Now we can compute the average score across subjects, let’s look specifically at the average scores for the year 2020.

gdf_mean <- gdf_long %>%
  group_by(Year, Subject) %>%
  summarise(Subject_Avg = mean(Grade, na.rm = TRUE)) %>%
  ungroup()
## `summarise()` has grouped output by 'Year'. You can override using the
## `.groups` argument.
gdf_2020 <-gdf_mean %>%
  filter(Year == "2020")

ggplot(gdf_2020, aes(x = Subject, y = Subject_Avg, fill = Subject)) +
  geom_col(position = "dodge") +
  labs(title = "Averages Per Subject in 2020",
       x = "Subject",
       y = "Score")

The average score in 2020 for both English and Science are high, in both subject students on average scored above an 80. On the other hand students on average score a little bit under an 80 in English in 2020.

Group Analysis: Class Averages Per Year and Per Subject

Now we can compare the class averages from 2019 to 2020. We will be using two different graphs to compare the class averages per year, per subject. Either graphs alone can answer our questions but a box plot can tell us more about the variability of our data than a bar chart.

Our Bar Chart

ggplot(gdf_mean, aes(x = Year, y = Subject_Avg, fill = Year)) +
  geom_col(position = "dodge") +
  facet_wrap(~Subject)+
  labs(title = "Averages Per Subject 2019 to 2020",
       x = "Subject",
       y = "Score Average") +
  geom_text(aes(label = Subject_Avg), color = "black") 

Performing a group analysis gives us a better understanding of the average student scores per subject. We see that there has been improvement in the student average score across all subject from 2019 to 2020!
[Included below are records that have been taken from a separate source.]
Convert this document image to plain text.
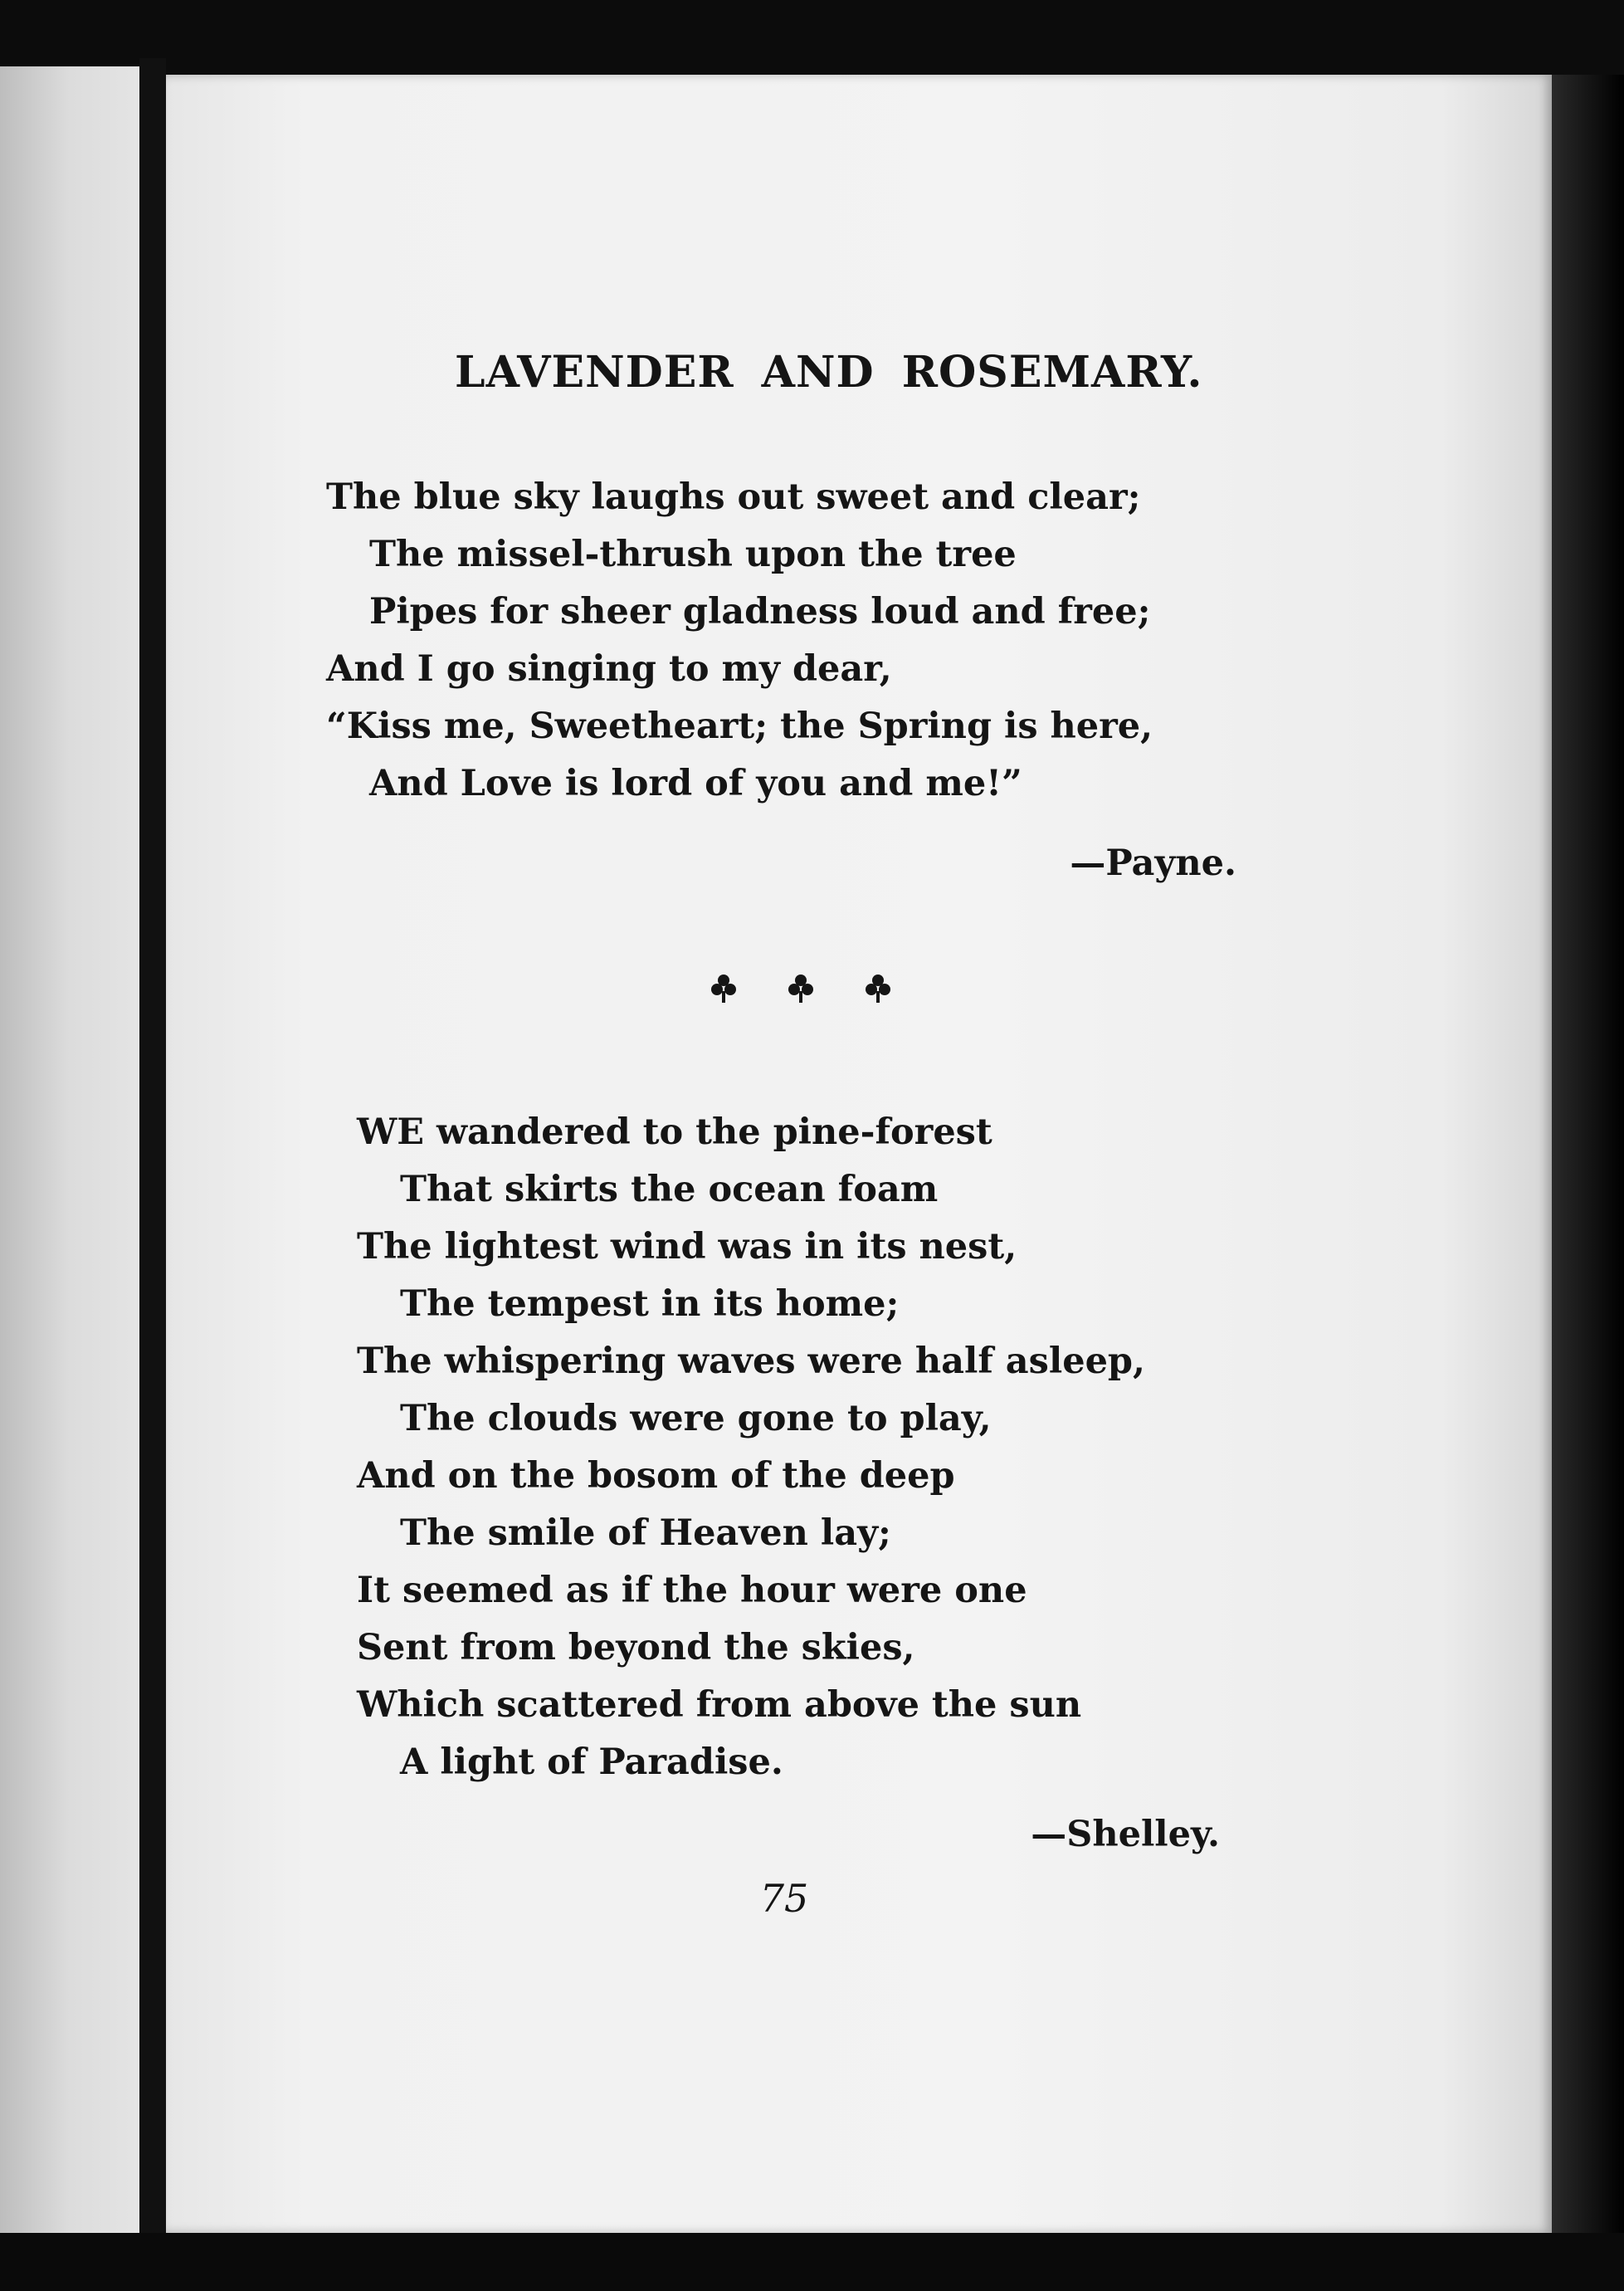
LAVENDER AND ROSEMARY.
The blue sky laughs out sweet and clear;
The missel-thrush upon the tree
Pipes for sheer gladness loud and free;
And I go singing to my dear,
“Kiss me, Sweetheart; the Spring is here,
And Love is lord of you and me!”
—Payne.
WE wandered to the pine-forest
That skirts the ocean foam
The lightest wind was in its nest,
The tempest in its home;
The whispering waves were half asleep,
The clouds were gone to play,
And on the bosom of the deep
The smile of Heaven lay;
It seemed as if the hour were one
Sent from beyond the skies,
Which scattered from above the sun
A light of Paradise.
—Shelley.
75
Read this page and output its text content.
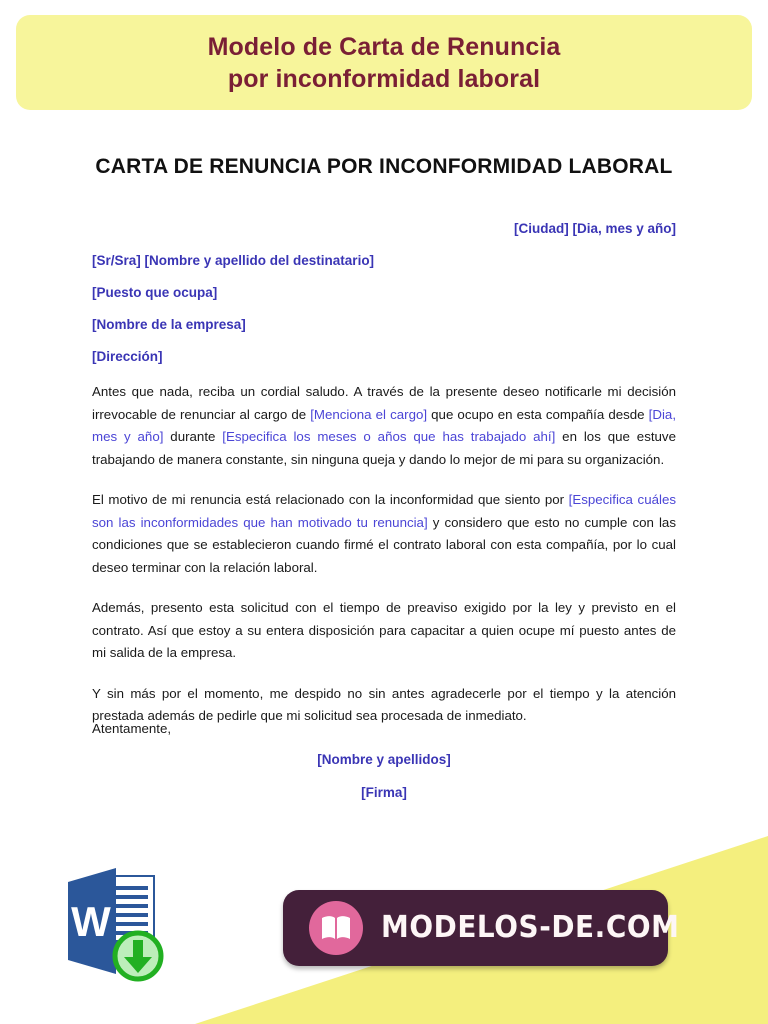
Modelo de Carta de Renuncia
por inconformidad laboral
CARTA DE RENUNCIA POR INCONFORMIDAD LABORAL
[Ciudad] [Dia, mes y año]
[Sr/Sra] [Nombre y apellido del destinatario]
[Puesto que ocupa]
[Nombre de la empresa]
[Dirección]

Antes que nada, reciba un cordial saludo. A través de la presente deseo notificarle mi decisión irrevocable de renunciar al cargo de [Menciona el cargo] que ocupo en esta compañía desde [Dia, mes y año] durante [Especifica los meses o años que has trabajado ahí] en los que estuve trabajando de manera constante, sin ninguna queja y dando lo mejor de mi para su organización.

El motivo de mi renuncia está relacionado con la inconformidad que siento por [Especifica cuáles son las inconformidades que han motivado tu renuncia] y considero que esto no cumple con las condiciones que se establecieron cuando firmé el contrato laboral con esta compañía, por lo cual deseo terminar con la relación laboral.

Además, presento esta solicitud con el tiempo de preaviso exigido por la ley y previsto en el contrato. Así que estoy a su entera disposición para capacitar a quien ocupe mí puesto antes de mi salida de la empresa.

Y sin más por el momento, me despido no sin antes agradecerle por el tiempo y la atención prestada además de pedirle que mi solicitud sea procesada de inmediato.

Atentamente,
[Nombre y apellidos]
[Firma]
W	MODELOS-DE.COM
Now let’s try the box plot.

ggplot(gdf_long, aes(x = Subject, y = Grade, fill = Year)) +
  geom_boxplot() +
  labs( 
    title = "Student Average Scores Per Subject",
    x = "Subject",
    y = "Scores") 

Our box plot shows us that there is a larger spread of higher English scores, and a larger spread of lower Science scores.

Top Student Average Per Year

Let’s find the student with the top average from 2019 to 2020.

gdf_smean <- gdf_long %>%
  group_by(Year, Student) %>%
  summarise(Student_Avg = mean(Grade, na.rm = TRUE)) %>%
  ungroup()
## `summarise()` has grouped output by 'Year'. You can override using the
## `.groups` argument.
gdf_smean$Student_Avg <- round(gdf_smean$Student_Avg, digits = 2)

ggplot(gdf_smean, aes(x = Student, y = Student_Avg, fill = Student)) +
  geom_col(position = "dodge") +
  facet_wrap(~Year)+
  labs(title = "Student Averages 2019 to 2020",
       x = "Student",
       y = "Student Average") +
  geom_text(aes(label = Student_Avg), color = "black") 

As we can see Carol is the highest performing student overall, her average across subjects has been higher than that of her peers in both 2019 and 2020. This finding corroborates what we saw when we compared student scores per subject.

Heatmap of Overall Performance

Now let’s look at overall performance and pay close attention to our low performers as well as our high performers.

ggplot(gdf_long, aes(x = Subject, y = Student, fill = Grade)) +
  geom_tile(color = "gray") +
  facet_wrap(~Year) +
  scale_fill_gradient2(low = "red", mid = "orange", high = "pink", midpoint = 80)+
  labs(
    title = "Overall Student Performance",
    x = "Subject",
    y = "Score"
  )

We can see that in both 2019 and 2020 David performed lower than his peers across subjects, Bob seems to be the second lowest performing student. Meanwhile Carol (as we know) is the highest performing student in both 2019 and 2020, followed by Alice as the next highest performing student.